Noah Bennet is preparing a Thanksgiving dinner at his apartment, and has invited Claire Bennet, his ex-wife Sandra and her new boyfriend Doug. While shopping, Noah runs into Lauren, his former partner at the company seen in the past episode, and invites her to come to his Thanksgiving dinner. At dinner, Claire reveals she is thinking of dropping out of college, feeling like she doesn't fit in, and Noah deduces that Claire must be thinking about joining Samuel, who he feels is dangerous. Their arguing escalates, causing Claire to snap and purposefully cut herself when Doug tries to interject. Doug faints after seeing the wound heal, breaking up the dinner. Noah shows Claire his investigation with Samuel, warning her his group is dangerous, while Claire tells Noah to stop treating her like a child. They are then interrupted by a knock at the door, which Noah opens to reveal Gretchen. Gretchen reveals Noah had invited her to come to dinner to cheer Claire up, and the two make up from their past falling out. Claire promises Noah she'll continue with her classes, while Noah and Lauren plan on a movie date. Gretchen prepares to give Claire a ride back to her dorm, but Claire reveals she has taken the compass that Noah had found, and intends to follow it to Samuel.

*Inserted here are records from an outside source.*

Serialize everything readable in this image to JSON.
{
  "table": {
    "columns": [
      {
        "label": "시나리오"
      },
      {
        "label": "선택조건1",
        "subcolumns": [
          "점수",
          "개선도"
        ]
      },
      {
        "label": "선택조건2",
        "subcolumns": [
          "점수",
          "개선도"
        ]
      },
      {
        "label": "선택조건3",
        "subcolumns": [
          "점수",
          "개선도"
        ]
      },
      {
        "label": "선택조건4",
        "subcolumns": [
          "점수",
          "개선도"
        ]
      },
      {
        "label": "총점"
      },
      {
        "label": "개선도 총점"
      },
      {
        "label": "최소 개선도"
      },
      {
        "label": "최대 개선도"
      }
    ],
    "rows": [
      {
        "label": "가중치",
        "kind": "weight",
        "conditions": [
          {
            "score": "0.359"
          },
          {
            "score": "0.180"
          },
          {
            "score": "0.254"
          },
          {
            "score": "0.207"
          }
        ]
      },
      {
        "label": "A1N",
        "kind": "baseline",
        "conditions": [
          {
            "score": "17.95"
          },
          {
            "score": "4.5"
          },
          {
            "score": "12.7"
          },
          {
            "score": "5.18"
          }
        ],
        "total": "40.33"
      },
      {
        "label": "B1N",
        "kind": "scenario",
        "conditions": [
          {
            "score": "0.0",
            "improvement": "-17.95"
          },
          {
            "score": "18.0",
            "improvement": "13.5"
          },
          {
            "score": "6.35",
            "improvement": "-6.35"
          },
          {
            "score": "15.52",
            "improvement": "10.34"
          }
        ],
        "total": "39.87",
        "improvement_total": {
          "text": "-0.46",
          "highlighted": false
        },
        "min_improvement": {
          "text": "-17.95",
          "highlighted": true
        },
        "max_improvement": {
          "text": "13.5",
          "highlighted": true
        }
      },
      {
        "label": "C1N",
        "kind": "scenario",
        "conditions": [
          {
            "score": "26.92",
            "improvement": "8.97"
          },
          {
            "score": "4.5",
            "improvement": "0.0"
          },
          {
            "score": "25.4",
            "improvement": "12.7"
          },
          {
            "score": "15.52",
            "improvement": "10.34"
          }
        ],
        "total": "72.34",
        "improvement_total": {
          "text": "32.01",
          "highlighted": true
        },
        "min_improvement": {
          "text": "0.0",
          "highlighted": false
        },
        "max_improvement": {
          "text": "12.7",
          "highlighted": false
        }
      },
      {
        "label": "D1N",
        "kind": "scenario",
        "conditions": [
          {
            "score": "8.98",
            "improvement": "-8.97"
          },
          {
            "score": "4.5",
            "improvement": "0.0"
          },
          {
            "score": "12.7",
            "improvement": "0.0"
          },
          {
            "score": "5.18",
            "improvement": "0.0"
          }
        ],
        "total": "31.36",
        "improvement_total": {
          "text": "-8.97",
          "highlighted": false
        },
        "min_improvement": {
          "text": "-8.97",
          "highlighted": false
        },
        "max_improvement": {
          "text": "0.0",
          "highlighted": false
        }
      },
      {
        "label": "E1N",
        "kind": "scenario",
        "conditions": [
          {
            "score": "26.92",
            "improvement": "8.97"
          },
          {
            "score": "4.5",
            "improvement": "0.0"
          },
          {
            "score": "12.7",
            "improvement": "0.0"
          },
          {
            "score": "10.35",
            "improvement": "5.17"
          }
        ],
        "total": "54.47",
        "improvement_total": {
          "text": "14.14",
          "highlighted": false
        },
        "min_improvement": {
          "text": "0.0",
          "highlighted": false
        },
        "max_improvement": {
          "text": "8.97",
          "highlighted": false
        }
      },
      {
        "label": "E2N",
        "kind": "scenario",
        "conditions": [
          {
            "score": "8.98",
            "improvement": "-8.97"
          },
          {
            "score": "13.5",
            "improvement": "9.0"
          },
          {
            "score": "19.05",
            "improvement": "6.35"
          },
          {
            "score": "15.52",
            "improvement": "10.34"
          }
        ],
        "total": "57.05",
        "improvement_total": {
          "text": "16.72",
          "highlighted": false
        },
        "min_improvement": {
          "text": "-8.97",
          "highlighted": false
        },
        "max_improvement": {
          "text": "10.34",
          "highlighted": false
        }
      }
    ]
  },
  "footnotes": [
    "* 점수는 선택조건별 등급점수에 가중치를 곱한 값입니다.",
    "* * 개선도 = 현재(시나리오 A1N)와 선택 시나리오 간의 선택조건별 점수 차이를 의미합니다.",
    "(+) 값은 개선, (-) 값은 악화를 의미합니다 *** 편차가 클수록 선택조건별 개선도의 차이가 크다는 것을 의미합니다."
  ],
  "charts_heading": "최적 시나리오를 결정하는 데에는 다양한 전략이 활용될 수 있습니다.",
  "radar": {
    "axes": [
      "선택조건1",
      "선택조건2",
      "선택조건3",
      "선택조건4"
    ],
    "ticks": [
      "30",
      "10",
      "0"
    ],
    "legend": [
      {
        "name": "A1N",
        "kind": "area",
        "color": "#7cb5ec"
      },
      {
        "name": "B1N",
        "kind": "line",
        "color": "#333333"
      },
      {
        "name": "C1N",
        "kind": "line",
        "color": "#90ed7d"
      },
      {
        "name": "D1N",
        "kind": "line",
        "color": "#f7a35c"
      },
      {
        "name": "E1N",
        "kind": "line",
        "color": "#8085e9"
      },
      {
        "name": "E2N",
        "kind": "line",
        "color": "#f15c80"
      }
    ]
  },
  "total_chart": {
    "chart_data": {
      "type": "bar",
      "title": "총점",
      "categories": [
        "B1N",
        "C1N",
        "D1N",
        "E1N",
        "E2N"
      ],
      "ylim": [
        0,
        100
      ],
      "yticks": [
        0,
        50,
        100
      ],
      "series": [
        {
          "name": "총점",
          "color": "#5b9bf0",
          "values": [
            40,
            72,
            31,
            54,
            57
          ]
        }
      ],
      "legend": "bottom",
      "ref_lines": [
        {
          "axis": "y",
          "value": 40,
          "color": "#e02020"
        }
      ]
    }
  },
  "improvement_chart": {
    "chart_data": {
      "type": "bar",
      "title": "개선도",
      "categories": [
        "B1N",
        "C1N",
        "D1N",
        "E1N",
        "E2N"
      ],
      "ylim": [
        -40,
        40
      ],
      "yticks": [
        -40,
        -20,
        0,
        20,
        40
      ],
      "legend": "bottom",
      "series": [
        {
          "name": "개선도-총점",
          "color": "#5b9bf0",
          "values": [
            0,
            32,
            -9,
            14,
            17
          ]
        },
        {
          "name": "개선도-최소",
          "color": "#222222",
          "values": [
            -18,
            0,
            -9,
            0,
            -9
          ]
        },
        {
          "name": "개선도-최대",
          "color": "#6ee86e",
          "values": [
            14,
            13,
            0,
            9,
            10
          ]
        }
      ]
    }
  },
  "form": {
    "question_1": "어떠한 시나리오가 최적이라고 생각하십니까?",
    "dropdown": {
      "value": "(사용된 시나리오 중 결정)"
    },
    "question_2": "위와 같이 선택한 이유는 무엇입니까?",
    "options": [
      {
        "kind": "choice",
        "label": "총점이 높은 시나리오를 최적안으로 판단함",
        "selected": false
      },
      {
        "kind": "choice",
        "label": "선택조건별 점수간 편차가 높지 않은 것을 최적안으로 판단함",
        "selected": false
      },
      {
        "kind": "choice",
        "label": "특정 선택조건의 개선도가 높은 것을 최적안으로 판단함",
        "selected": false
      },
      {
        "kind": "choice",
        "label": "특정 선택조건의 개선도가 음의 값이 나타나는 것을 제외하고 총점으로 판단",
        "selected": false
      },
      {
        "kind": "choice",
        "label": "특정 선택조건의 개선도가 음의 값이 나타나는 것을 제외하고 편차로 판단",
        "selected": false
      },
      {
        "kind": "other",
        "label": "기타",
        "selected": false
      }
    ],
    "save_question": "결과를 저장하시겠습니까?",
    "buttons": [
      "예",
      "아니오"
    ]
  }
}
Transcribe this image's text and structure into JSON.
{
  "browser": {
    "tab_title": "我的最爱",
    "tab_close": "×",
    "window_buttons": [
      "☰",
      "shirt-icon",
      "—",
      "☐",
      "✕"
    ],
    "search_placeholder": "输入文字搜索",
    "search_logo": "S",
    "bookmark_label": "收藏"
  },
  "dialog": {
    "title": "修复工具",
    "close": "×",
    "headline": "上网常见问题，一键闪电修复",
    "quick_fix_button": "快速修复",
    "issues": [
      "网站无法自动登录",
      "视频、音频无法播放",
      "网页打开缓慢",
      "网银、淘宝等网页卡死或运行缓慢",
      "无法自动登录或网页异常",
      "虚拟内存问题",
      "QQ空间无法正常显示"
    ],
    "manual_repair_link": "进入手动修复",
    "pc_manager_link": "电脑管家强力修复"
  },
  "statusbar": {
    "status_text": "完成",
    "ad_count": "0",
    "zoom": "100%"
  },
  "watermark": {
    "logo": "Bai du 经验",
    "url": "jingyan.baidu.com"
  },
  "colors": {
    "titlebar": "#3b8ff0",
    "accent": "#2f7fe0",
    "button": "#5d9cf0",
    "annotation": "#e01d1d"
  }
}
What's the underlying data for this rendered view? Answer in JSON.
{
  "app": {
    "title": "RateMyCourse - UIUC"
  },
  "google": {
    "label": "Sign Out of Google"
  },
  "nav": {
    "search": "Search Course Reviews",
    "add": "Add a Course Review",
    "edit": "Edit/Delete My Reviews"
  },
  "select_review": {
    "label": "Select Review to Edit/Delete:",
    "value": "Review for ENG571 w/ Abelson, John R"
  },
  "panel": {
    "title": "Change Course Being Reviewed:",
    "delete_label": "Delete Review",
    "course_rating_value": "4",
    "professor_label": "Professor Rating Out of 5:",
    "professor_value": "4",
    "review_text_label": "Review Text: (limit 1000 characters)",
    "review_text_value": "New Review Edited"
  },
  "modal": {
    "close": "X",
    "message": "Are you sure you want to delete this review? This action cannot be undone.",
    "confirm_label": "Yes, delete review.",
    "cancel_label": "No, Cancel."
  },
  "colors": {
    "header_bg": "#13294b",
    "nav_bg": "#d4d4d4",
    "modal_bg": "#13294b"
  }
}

Angela Petrelli is also attempting to have a Thanksgiving dinner with her sons Peter Petrelli and Nathan Petrelli, though the brothers are more concerned with what she knows about Nathan's death and Sylar. Angela confirms much of what they already know, and also asserts her decision as a mistake, and that they should just live with the outcome and pretend like nothing happened. Nathan begins saying how they will always see him as Sylar, and Angela realizes that Sylar has returned to his body. Nathan then begins exhibiting electrical arcs, and finally reverts to Sylar's form. Sylar uses his telekinesis to force the two to sit at the table while he remarks on how evil the deed that Angela had performed. As Sylar begins to slice Angela's head open, he stops, and Peter realizes that Nathan is fighting for control. Nathan eventually gains control and, after asking Angela what she's done with him, flies off through a window. Peter promises his mother he'll find a way to stop Sylar and have his brother alive.

==Critical reception==
Steve Heisler of The A.V. Club rated this episode a D.

Robert Canning of IGN gave the episode 7.5 out of 10.